Some examples of Ms. Albright’s pin-based messages include wearing turtle pins to signify that negotiations were progressing too slowly, and a famous incident where she wore a snake pin to confront Saddam Hussein. These events and others are related in breezy prose; Albright knows we are probably not reading this book to find out any deep secrets of international affairs. Instead we are treated to a mostly chronological account of the origins and history of her love affair with pins, including a story about wearing her future husband’s fraternity pin in college. I was charmed by Albright’s (brief) stories from her youth and her days as a young mother.
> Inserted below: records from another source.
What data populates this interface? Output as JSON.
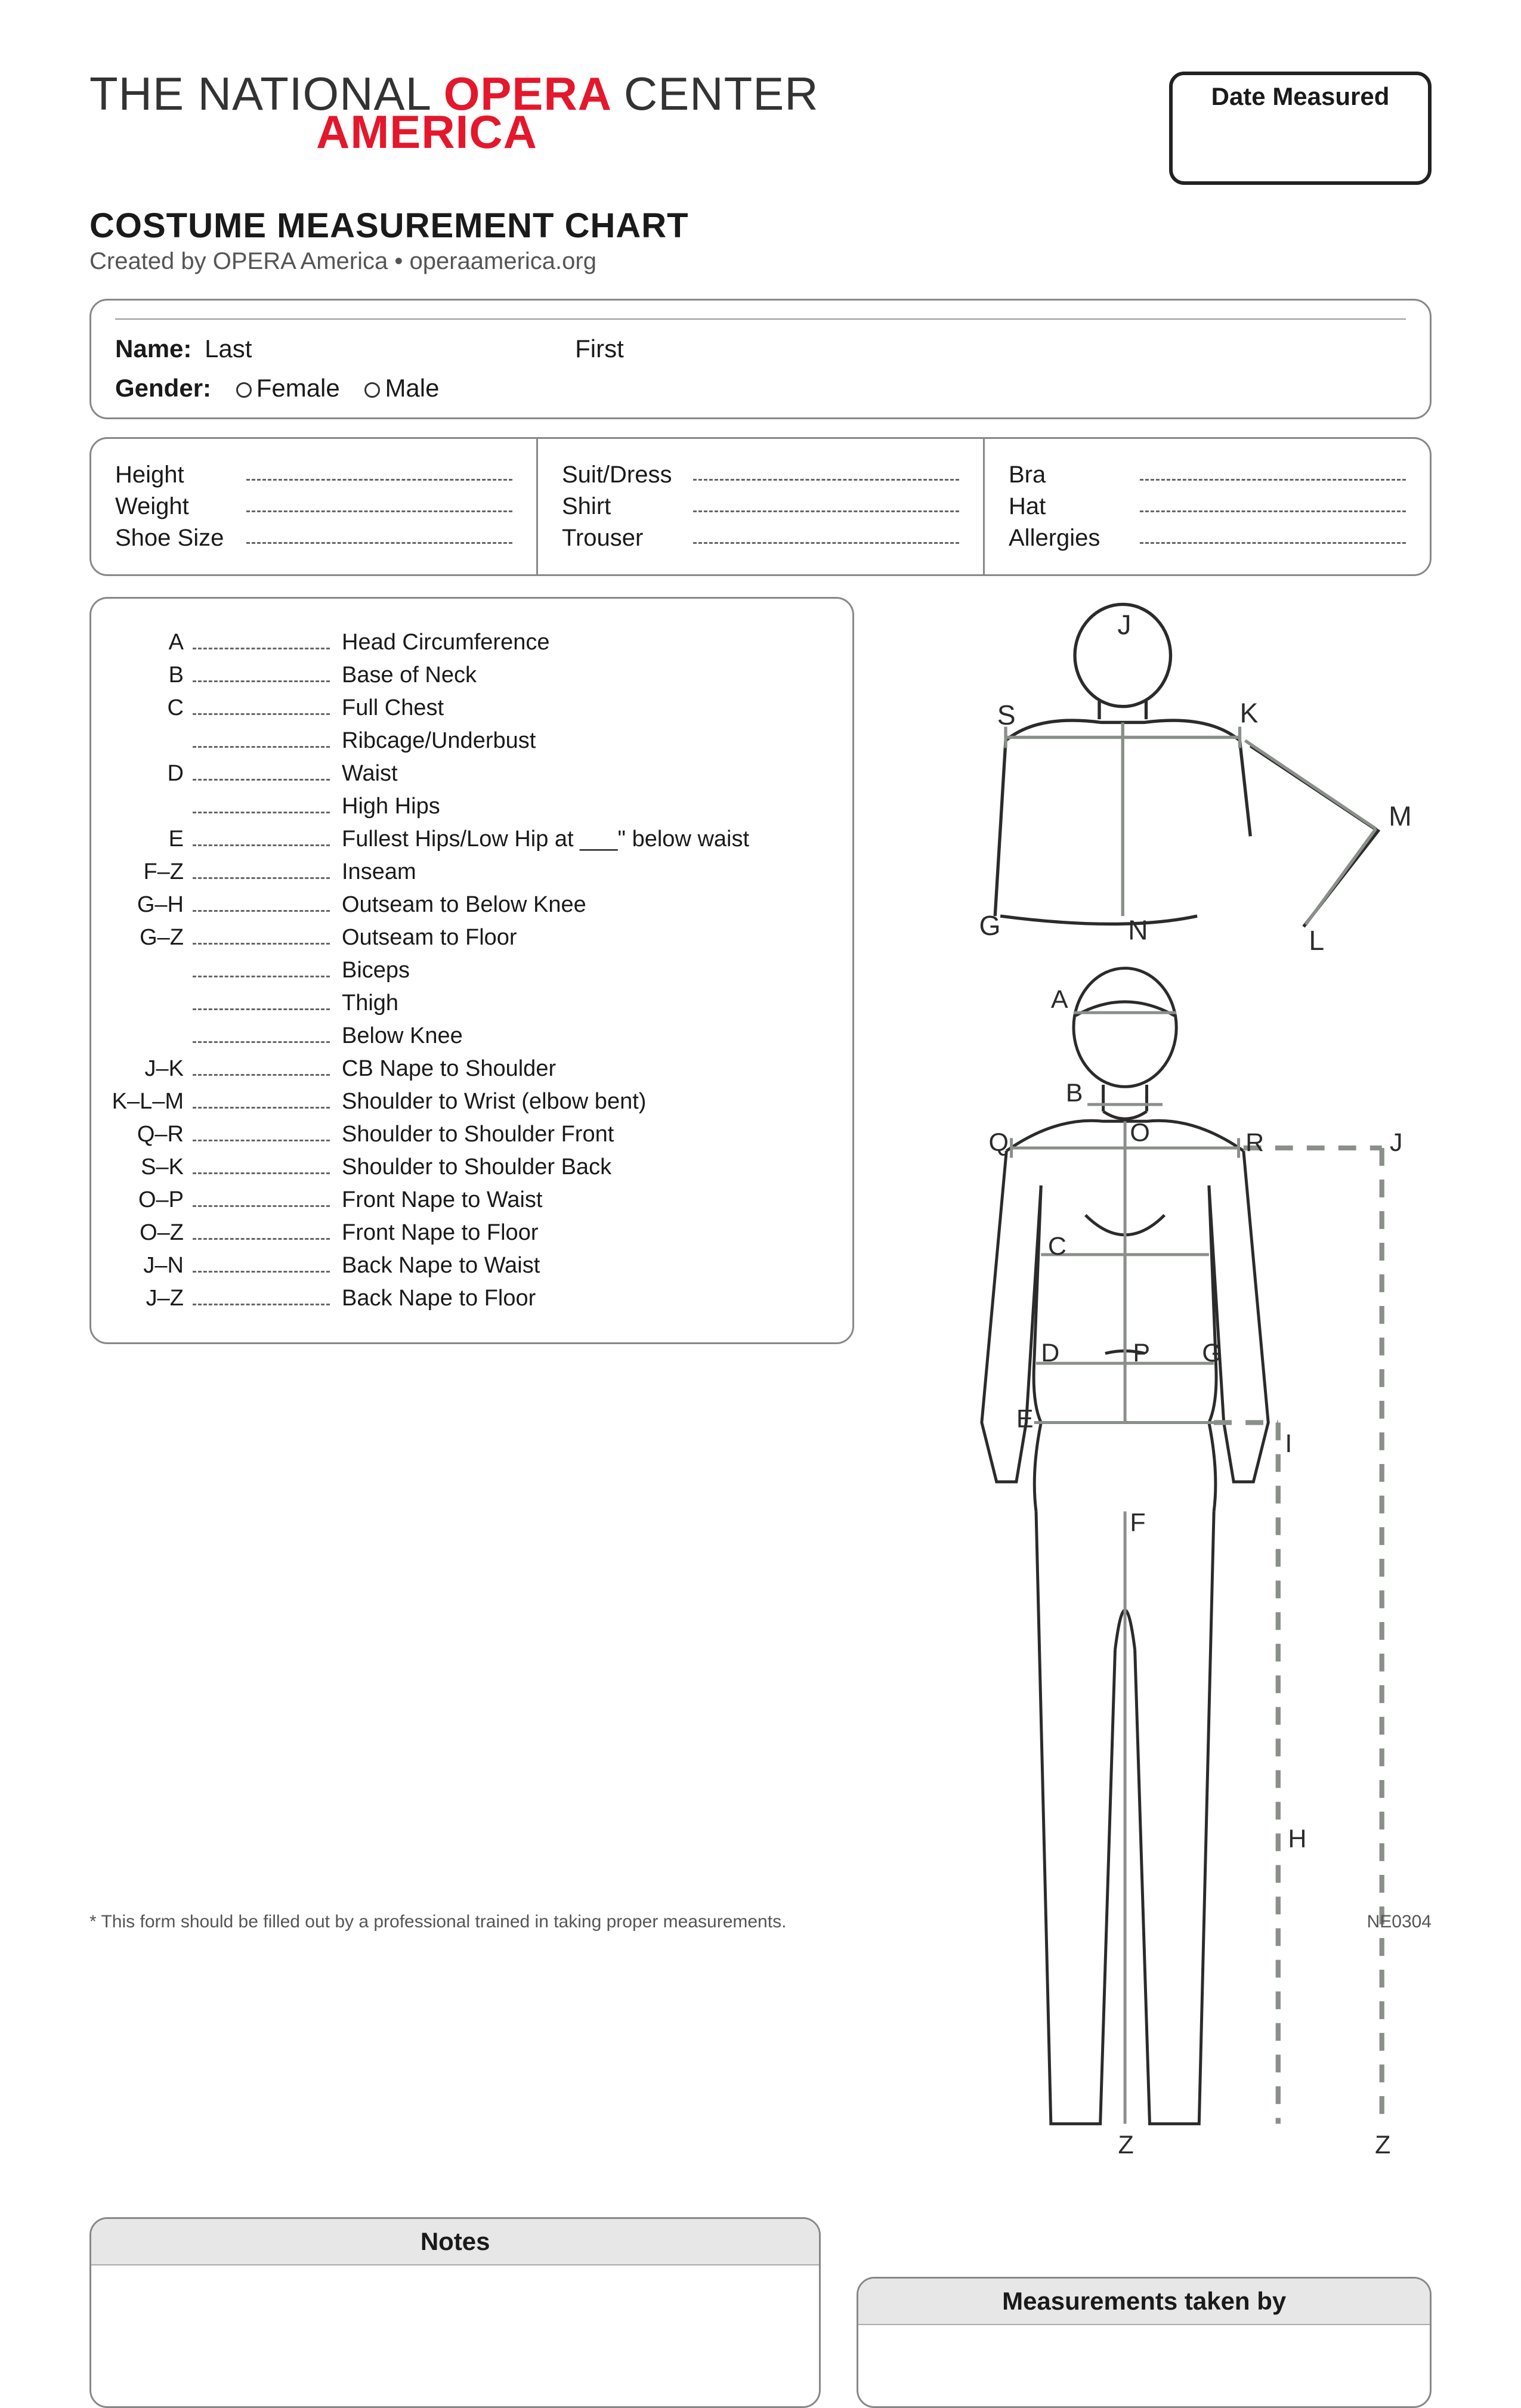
{
  "logo": {
    "line1_a": "THE NATIONAL ",
    "line1_b": "OPERA ",
    "line1_c": "CENTER",
    "line2": "AMERICA"
  },
  "date_box_label": "Date Measured",
  "title": "COSTUME MEASUREMENT CHART",
  "byline": "Created by OPERA America • operaamerica.org",
  "identity": {
    "name_label": "Name:",
    "last": "Last",
    "first": "First",
    "gender_label": "Gender:",
    "female": "Female",
    "male": "Male"
  },
  "basics": {
    "col1": [
      {
        "label": "Height"
      },
      {
        "label": "Weight"
      },
      {
        "label": "Shoe Size"
      }
    ],
    "col2": [
      {
        "label": "Suit/Dress"
      },
      {
        "label": "Shirt"
      },
      {
        "label": "Trouser"
      }
    ],
    "col3": [
      {
        "label": "Bra"
      },
      {
        "label": "Hat"
      },
      {
        "label": "Allergies"
      }
    ]
  },
  "measurements": [
    {
      "code": "A",
      "label": "Head Circumference"
    },
    {
      "code": "B",
      "label": "Base of Neck"
    },
    {
      "code": "C",
      "label": "Full Chest"
    },
    {
      "code": "",
      "label": "Ribcage/Underbust"
    },
    {
      "code": "D",
      "label": "Waist"
    },
    {
      "code": "",
      "label": "High Hips"
    },
    {
      "code": "E",
      "label": "Fullest Hips/Low Hip at ___\" below waist"
    },
    {
      "code": "F–Z",
      "label": "Inseam"
    },
    {
      "code": "G–H",
      "label": "Outseam to Below Knee"
    },
    {
      "code": "G–Z",
      "label": "Outseam to Floor"
    },
    {
      "code": "",
      "label": "Biceps"
    },
    {
      "code": "",
      "label": "Thigh"
    },
    {
      "code": "",
      "label": "Below Knee"
    },
    {
      "code": "J–K",
      "label": "CB Nape to Shoulder"
    },
    {
      "code": "K–L–M",
      "label": "Shoulder to Wrist (elbow bent)"
    },
    {
      "code": "Q–R",
      "label": "Shoulder to Shoulder Front"
    },
    {
      "code": "S–K",
      "label": "Shoulder to Shoulder Back"
    },
    {
      "code": "O–P",
      "label": "Front Nape to Waist"
    },
    {
      "code": "O–Z",
      "label": "Front Nape to Floor"
    },
    {
      "code": "J–N",
      "label": "Back Nape to Waist"
    },
    {
      "code": "J–Z",
      "label": "Back Nape to Floor"
    }
  ],
  "diagram": {
    "stroke": "#2b2b2b",
    "guide": "#8a8f8a",
    "back_labels": {
      "S": "S",
      "J": "J",
      "K": "K",
      "M": "M",
      "L": "L",
      "G": "G",
      "N": "N"
    },
    "front_labels": {
      "A": "A",
      "B": "B",
      "O": "O",
      "Q": "Q",
      "R": "R",
      "J": "J",
      "C": "C",
      "D": "D",
      "P": "P",
      "E": "E",
      "F": "F",
      "I": "I",
      "H": "H",
      "Z_left": "Z",
      "Z_right": "Z",
      "G": "G"
    }
  },
  "notes_label": "Notes",
  "taken_by_label": "Measurements taken by",
  "footer_note": "* This form should be filled out by a professional trained in taking proper measurements.",
  "form_code": "NE0304",
  "colors": {
    "accent": "#e4172c",
    "border": "#888888",
    "text": "#1a1a1a",
    "fill_head": "#e6e7e6"
  }
}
I think I had just assumed that she sprang, like Athena, fully grown and ready for battle, from the forehead of Zeus.

(Book 5, 2010)

4 comments:

Thomas at My Porch said...

I love Madeleine Albright. I find her so compelling whenever she is on a talk show no matter what the topic. When I saw her doing press for this book I thought the title was just meant to catch your attention. I didn't realize it talked so much about pins.

herschelian said...

When I started reading this post I couldn't imagine what Madeline Albright meant - then it clicked, 'pin' is the American English word for a brooch. Ah ha...now it makes sense. BTW the word brooch is pronounced 'broach' not 'brewch' despite it's spelling, it is one of the very ancient words deriving from Middle English which is still in common use.

Phil said...

I, too, misunderstood "pin", as used in your posting, and imagined a map of the world on a wall, and Madeleine Albright sticking pins into it to denote particular places.

I hadn't before known that "pin" in American English meant "broach". Now, happily, I do.

What, then, is "pin" (as in sticking in a map) in American English?

Becky Holmes said...

Phil, a pin sticking in a map is also a pin in U.S. English. I'm glad two people brought up this issue. It seems like Albright could have chosen a more international title for the book, like "Read My Jewelry." Many U.S. readers are familiar with the term "brooch" also, though it has a kind of old-fashioned connotation. Queen Victoria wore diamond brooches, if you know what I mean.